Анатолий скорее всего не поверил в его идею автоматизировать комплекс. Но об этом не говорил. Побег его стал протестом.
Днем Викторенко готовился к партийному собранию о готовности комплекса к эксплуатации скважин в зимнее время.
К вечеру почувствовал, что переутомился — разболелась голова. От автобуса отказался, решил подышать свежим воздухом. Как всегда, шел дальним путем. Часто спотыкался о плети корней. И всю дорогу думал о Ларисе. Хоть и не объяснились они, но им и так все ясно. Лариса с увлечением помогает ему чертить. Пообещали прийти на очередное чаепитие — вместе с Железкиной.

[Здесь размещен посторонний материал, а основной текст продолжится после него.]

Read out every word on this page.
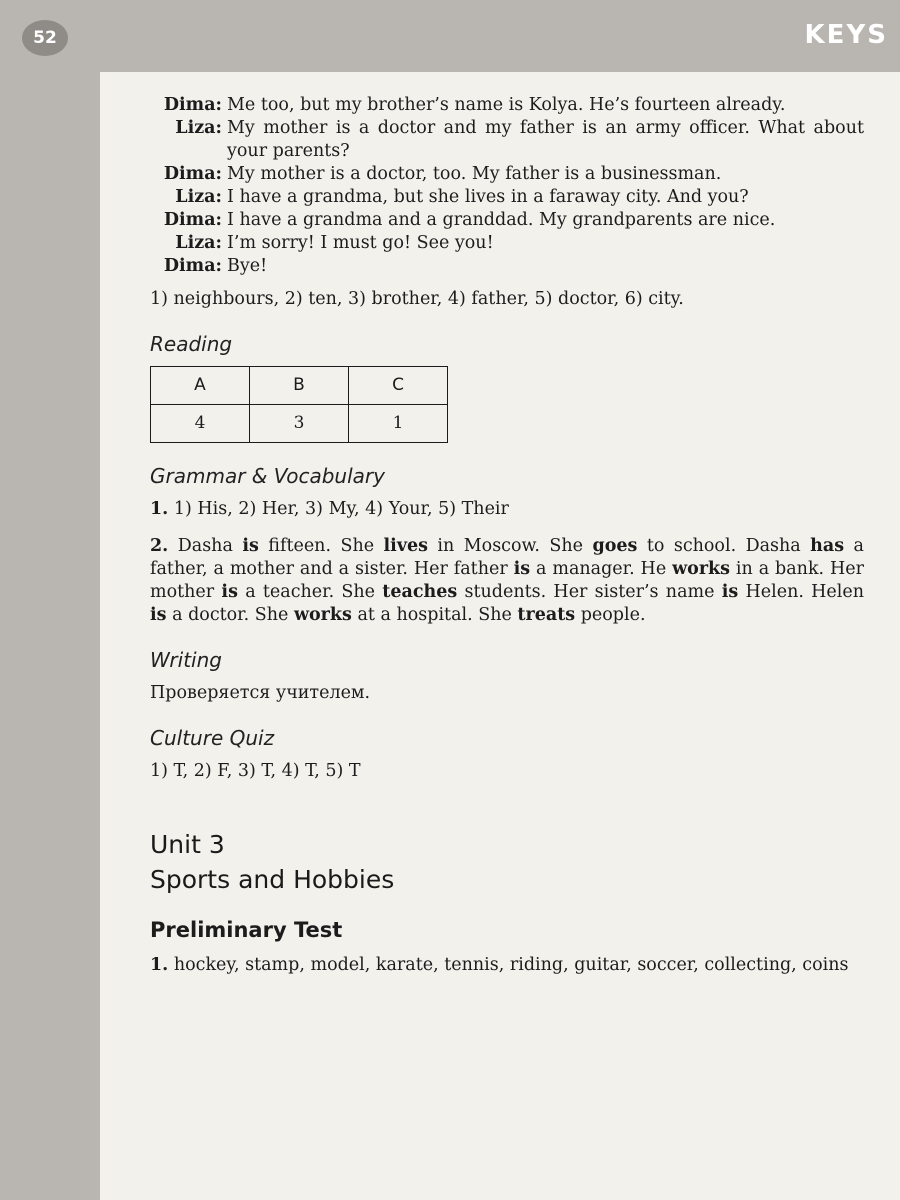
52	KEYS
Dima: Me too, but my brother’s name is Kolya. He’s fourteen already.
Liza: My mother is a doctor and my father is an army officer. What about your parents?
Dima: My mother is a doctor, too. My father is a businessman.
Liza: I have a grandma, but she lives in a faraway city. And you?
Dima: I have a grandma and a granddad. My grandparents are nice.
Liza: I’m sorry! I must go! See you!
Dima: Bye!
1) neighbours, 2) ten, 3) brother, 4) father, 5) doctor, 6) city.
Reading
A	B	C
4	3	1
Grammar & Vocabulary
1. 1) His, 2) Her, 3) My, 4) Your, 5) Their
2. Dasha is fifteen. She lives in Moscow. She goes to school. Dasha has a father, a mother and a sister. Her father is a manager. He works in a bank. Her mother is a teacher. She teaches students. Her sister’s name is Helen. Helen is a doctor. She works at a hospital. She treats people.
Writing
Проверяется учителем.
Culture Quiz
1) T, 2) F, 3) T, 4) T, 5) T
Unit 3
Sports and Hobbies
Preliminary Test
1. hockey, stamp, model, karate, tennis, riding, guitar, soccer, collecting, coins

Думая о своем, Иван не сразу понял, что кто-то его окликнул.
— Привет, начальник.
На тропинке стоял, глубоко затягиваясь папиросой, Егор Касаткин. Пересовывая папиросу по нижней губе из одной стороны в другую, куражится:
— Скажи, разве не сюрприз? Черная ночь и встреча в лесу? Помнишь, я тебя предупреждал, за Егором Касаткиным не заржавеет? Помнишь?
— Глупости не запоминаю.
— Считай, инженер, как хочешь. Ты умный, а я дурак. Я тебя предупреждал: нам вдвоем здесь не жить. Двум медведям в берлоге всегда тесно. У меня есть и другой счет: почему ты моего товарища обидел?
— Это кого же?
— Серегу Пядышева.
— Чем же я его обидел?
— А ты пошевели мозгами.
Касаткин замахнулся, чтобы ударить, но Викторенко опередил его. Но тут тяжелый удар сзади по голове оглушил Ивана, и он, падая, не успел заметить подбегавших. Попытался встать, но ударами сапог его сбили.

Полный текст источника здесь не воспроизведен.